To be fair PDF's are generally secure; particularly when run in 'Protected Mode'.
They're an industry standard so I can't say I'm surprised that they're distributing a universal format like PDF.
PDF security is generally very good and the attack surface is far less than a macro-riddled word file.
I just don't see a need for it, and it – once again – sends a message to users that they should click on PDF links willy-nilly. Whereas we know that many times this is the type of file that bad guys will exploit to infect unsuspecting users' computers.
What's so wrong with making the FAQ a regular HTML webpage?
I'm not seriously suggesting that RSA's PDFs are risky, of course. But I don't enjoy the laid-back attitude to their use when they plainly aren't required.
It may send the "message to users that they should click on PDF links willy-nilly" but most companies expect their staff to open/use PDF's.
The number of invoices, technical drawings, brochures, interactive forms etc. that are used in the modern business world mean that not using PDF's is impractical. Modern email systems along with modern operating systems, anti-virus, sandboxing and threat management systems mitigate the threat of rogue PDF's.
Even Sophos use "Secure PDF Exchange" as their encrypted email solution that they sell to businesses.
I accept that, once in a blue moon, a malicious PDF might slip through the net but no suitable cross-platform alternative exists to a PDF. (I'm not talking about this specific example here).
I expect that RSA used PDF because they first emailed those PDF's to companies and couldn't be bothered to convert them to an HTML webpage. If this is the case it doesn't excuse their laziness but I can understand it.
While it does seem a bit odd to distribute a FAQ via PDF, isn’t there just a bit of irony in zinging RSA for encouraging folks to click on a PDF download link, and then encouraging folks to click on the same download link by providing it in the article?
I think it’s really a question of trusting the source, Graham. You clearly expect folks to trust you enough to click on a download link that you provide (…and I do; I clicked after first examining the link). I suspect that RSA is following the same approach. Presumably, those who click are already security-minded in the first place, and will have taken additional steps to protect themselves in the event they happen to click on a mischievous link.
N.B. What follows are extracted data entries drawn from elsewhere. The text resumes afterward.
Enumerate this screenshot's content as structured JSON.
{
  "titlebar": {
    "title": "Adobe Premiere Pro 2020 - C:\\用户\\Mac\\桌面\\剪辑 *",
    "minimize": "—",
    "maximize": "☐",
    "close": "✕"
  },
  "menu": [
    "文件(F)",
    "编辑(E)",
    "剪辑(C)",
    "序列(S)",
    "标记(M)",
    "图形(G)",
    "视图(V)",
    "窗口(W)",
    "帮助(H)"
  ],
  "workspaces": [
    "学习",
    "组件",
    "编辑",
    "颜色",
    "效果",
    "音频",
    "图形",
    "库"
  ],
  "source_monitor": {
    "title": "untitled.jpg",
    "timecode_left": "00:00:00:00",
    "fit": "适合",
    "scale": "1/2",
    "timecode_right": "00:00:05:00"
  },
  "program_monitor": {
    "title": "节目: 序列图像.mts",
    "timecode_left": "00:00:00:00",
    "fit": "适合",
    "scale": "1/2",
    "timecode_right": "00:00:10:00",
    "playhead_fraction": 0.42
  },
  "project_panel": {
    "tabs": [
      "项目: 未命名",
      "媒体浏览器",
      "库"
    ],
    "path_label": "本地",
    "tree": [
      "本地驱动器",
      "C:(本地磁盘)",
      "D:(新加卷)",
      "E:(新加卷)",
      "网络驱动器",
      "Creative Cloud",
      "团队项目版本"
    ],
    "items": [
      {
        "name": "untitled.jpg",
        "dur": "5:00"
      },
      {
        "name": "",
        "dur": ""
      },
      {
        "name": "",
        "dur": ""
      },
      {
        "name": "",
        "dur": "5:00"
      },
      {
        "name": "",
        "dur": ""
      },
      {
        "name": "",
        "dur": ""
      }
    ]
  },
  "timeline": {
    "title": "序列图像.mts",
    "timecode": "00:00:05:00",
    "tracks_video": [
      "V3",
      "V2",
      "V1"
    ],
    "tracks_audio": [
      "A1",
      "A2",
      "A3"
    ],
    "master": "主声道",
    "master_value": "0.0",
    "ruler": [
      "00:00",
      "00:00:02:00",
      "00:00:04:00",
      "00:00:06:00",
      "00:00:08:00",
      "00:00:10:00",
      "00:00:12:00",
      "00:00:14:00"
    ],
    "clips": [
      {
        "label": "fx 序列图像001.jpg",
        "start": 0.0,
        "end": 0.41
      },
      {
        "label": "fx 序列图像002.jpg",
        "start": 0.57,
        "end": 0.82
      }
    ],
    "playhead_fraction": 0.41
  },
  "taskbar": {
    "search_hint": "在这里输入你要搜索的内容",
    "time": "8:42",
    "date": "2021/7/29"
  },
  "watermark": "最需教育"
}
I occasionally distribute how-to or checklist documents as PDFs — something the customer is likely to want to keep or even print out for ongoing reference. Often those PDFs include links to other documents or resources that help fulfill the purpose of the original document. There’s a baseline of trust with customers who receive those PDFs that the links are genuine, and not harmful.
Also, PDF is a handy format for encrypted forms and questionnaires that can be filled out and securely returned as encrypted email attachments by folks who don’t use PKCS email encryption…which unfortunately is the vast majority of people.
Anyhow, I get your point. I wouldn’t occur to me to distribute a FAQ via PDF. It makes little sense just from a content management perspective. What if customers or partners ask questions that haven’t been included in the original PDF? You can update the PDF, but then you’ve got a versioning problem. It seems easier to just update a web page. Besides, the web page can include a form for submitting other Questions that become Frequently Asked.
What the heck does "… that we are not driving." mean?